From Regex Regular Expression Encyclopedia

Jump to: navigation, search

You can use this recipe to find words that appear more than once on a line, such as the the.

code

Dim fso,s,re,line,lineNbr
Set fso = CreateObject("Scripting.FileSystemObject")
Set s = fso.OpenTextFile(WScript.Arguments.Item(0), 1, True)
Set re = New RegExp
re.Pattern = "\b(\w+)\s\1\b"
lineNbr = 0
Do While Not s.AtEndOfStream
    line = s.ReadLine()
    lineNbr = lineNbr + 1
    If re.Test(line) Then
        WScript.Echo "Found match: '" & line & "' at line " & lineNbr
    End If
Loop
s.Close

How It Works

The most important aspect of this regular expression is the back reference, which is \1 in all the previous recipes.

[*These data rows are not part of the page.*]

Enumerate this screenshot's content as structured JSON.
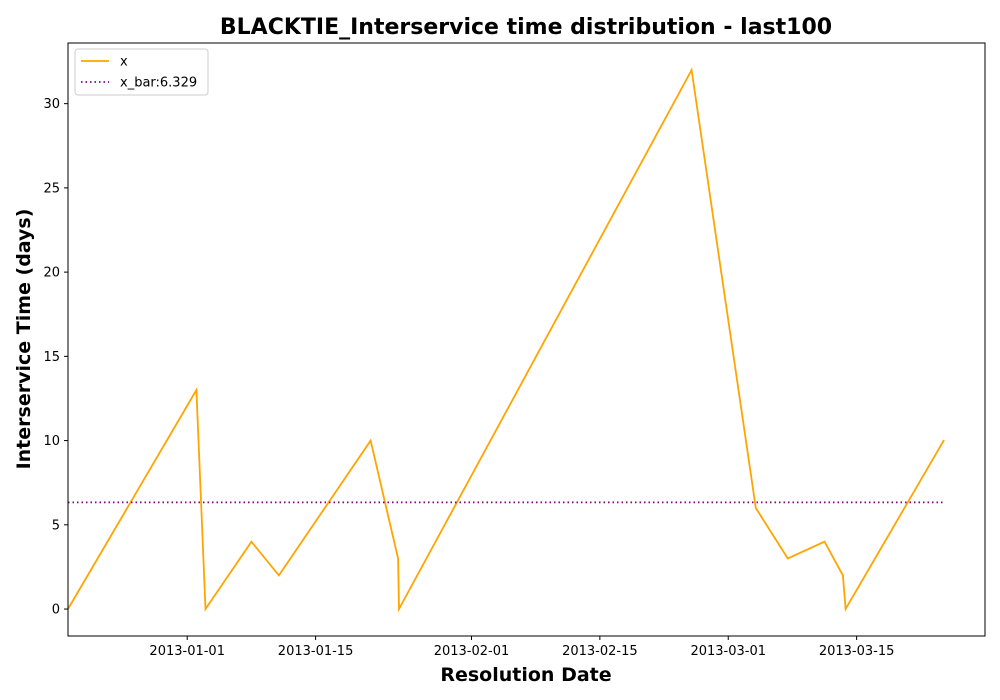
{
  "chart_data": {
    "type": "line",
    "title": "BLACKTIE_Interservice time distribution - last100",
    "xlabel": "Resolution Date",
    "ylabel": "Interservice Time (days)",
    "x_range": [
      "2012-12-19",
      "2013-03-29"
    ],
    "ylim": [
      -1.6,
      33.6
    ],
    "x_ticks": [
      "2013-01-01",
      "2013-01-15",
      "2013-02-01",
      "2013-02-15",
      "2013-03-01",
      "2013-03-15"
    ],
    "y_ticks": [
      0,
      5,
      10,
      15,
      20,
      25,
      30
    ],
    "grid": false,
    "legend_position": "top-left",
    "series": [
      {
        "name": "x",
        "color": "#ffa500",
        "style": "solid",
        "points": [
          {
            "x": "2012-12-19",
            "y": 0
          },
          {
            "x": "2013-01-02",
            "y": 13
          },
          {
            "x": "2013-01-03",
            "y": 0
          },
          {
            "x": "2013-01-08",
            "y": 4
          },
          {
            "x": "2013-01-11",
            "y": 2
          },
          {
            "x": "2013-01-21",
            "y": 10
          },
          {
            "x": "2013-01-24",
            "y": 3
          },
          {
            "x": "2013-01-24.1",
            "y": 0
          },
          {
            "x": "2013-02-25",
            "y": 32
          },
          {
            "x": "2013-03-04",
            "y": 6
          },
          {
            "x": "2013-03-07.5",
            "y": 3
          },
          {
            "x": "2013-03-11.5",
            "y": 4
          },
          {
            "x": "2013-03-13.5",
            "y": 2
          },
          {
            "x": "2013-03-13.8",
            "y": 0
          },
          {
            "x": "2013-03-24.5",
            "y": 10
          }
        ]
      },
      {
        "name": "x_bar:6.329",
        "color": "#800080",
        "style": "dotted",
        "points": [
          {
            "x": "2012-12-19",
            "y": 6.329
          },
          {
            "x": "2013-03-24.5",
            "y": 6.329
          }
        ]
      }
    ]
  }
}
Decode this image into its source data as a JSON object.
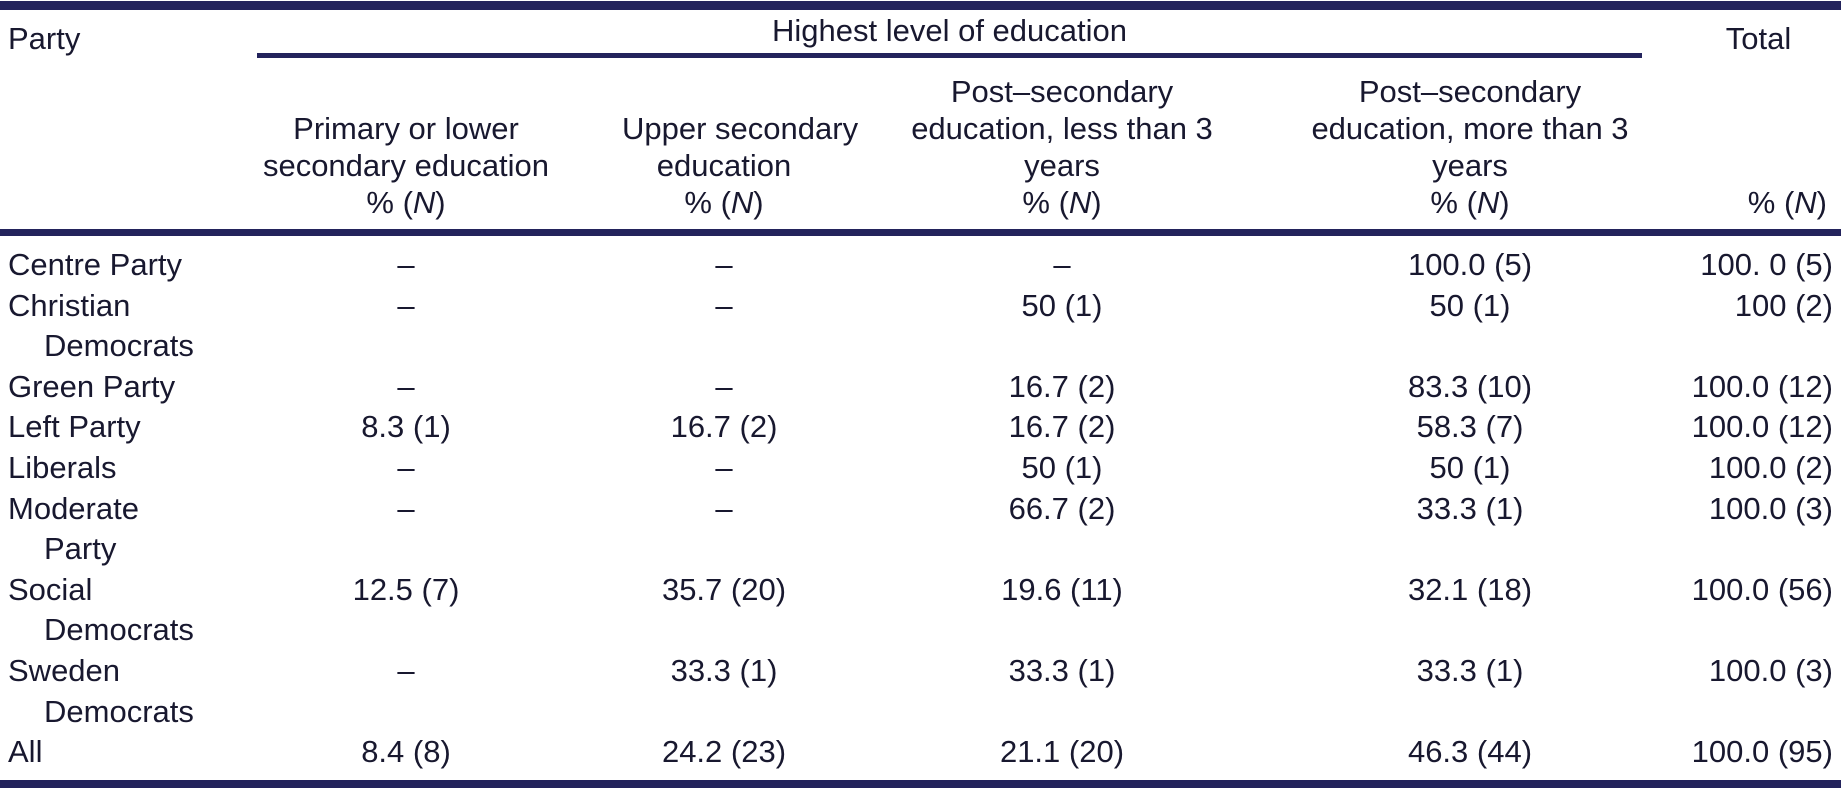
{
  "table": {
    "party_header": "Party",
    "spanner": "Highest level of education",
    "total_header": "Total",
    "percent_n": {
      "prefix": "% (",
      "n": "N",
      "suffix": ")"
    },
    "columns": [
      {
        "lines": [
          "Primary or lower",
          "secondary education"
        ]
      },
      {
        "lines": [
          "Upper secondary",
          "education"
        ]
      },
      {
        "lines": [
          "Post–secondary",
          "education, less than 3",
          "years"
        ]
      },
      {
        "lines": [
          "Post–secondary",
          "education, more than 3",
          "years"
        ]
      }
    ],
    "rows": [
      {
        "party": "Centre Party",
        "cells": [
          "–",
          "–",
          "–",
          "100.0 (5)",
          "100. 0 (5)"
        ]
      },
      {
        "party": "Christian\nDemocrats",
        "cells": [
          "–",
          "–",
          "50 (1)",
          "50 (1)",
          "100 (2)"
        ]
      },
      {
        "party": "Green Party",
        "cells": [
          "–",
          "–",
          "16.7 (2)",
          "83.3 (10)",
          "100.0 (12)"
        ]
      },
      {
        "party": "Left Party",
        "cells": [
          "8.3 (1)",
          "16.7 (2)",
          "16.7 (2)",
          "58.3 (7)",
          "100.0 (12)"
        ]
      },
      {
        "party": "Liberals",
        "cells": [
          "–",
          "–",
          "50 (1)",
          "50 (1)",
          "100.0 (2)"
        ]
      },
      {
        "party": "Moderate\nParty",
        "cells": [
          "–",
          "–",
          "66.7 (2)",
          "33.3 (1)",
          "100.0 (3)"
        ]
      },
      {
        "party": "Social\nDemocrats",
        "cells": [
          "12.5 (7)",
          "35.7 (20)",
          "19.6 (11)",
          "32.1 (18)",
          "100.0 (56)"
        ]
      },
      {
        "party": "Sweden\nDemocrats",
        "cells": [
          "–",
          "33.3 (1)",
          "33.3 (1)",
          "33.3 (1)",
          "100.0 (3)"
        ]
      },
      {
        "party": "All",
        "cells": [
          "8.4 (8)",
          "24.2 (23)",
          "21.1 (20)",
          "46.3 (44)",
          "100.0 (95)"
        ]
      }
    ]
  },
  "colors": {
    "rule": "#23235c",
    "text": "#18182f",
    "background": "#ffffff"
  }
}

The back reference is just a way of saying “whatever you found in the first group.” The parentheses in the expression define the group. Here’s a breakdown of the expression:

Regular Expression Description
\b is a word boundary, followed by . . .
(...) a group (explained next), then . . .
\s a space . . .
+ one or more times, then . . .
\1 whatever was found in the group, and lastly . . .
\b a word boundary.
The group is simply (\w+), which is as follows:
\w a word character . . .
+ found one or more times.

This will match a word. The expression begins and ends with a word boundary anchor. This is to prevent the expression from matching a string such as quarterback backrub. If the word boundary anchors are removed, the expression will start matching subsections of words.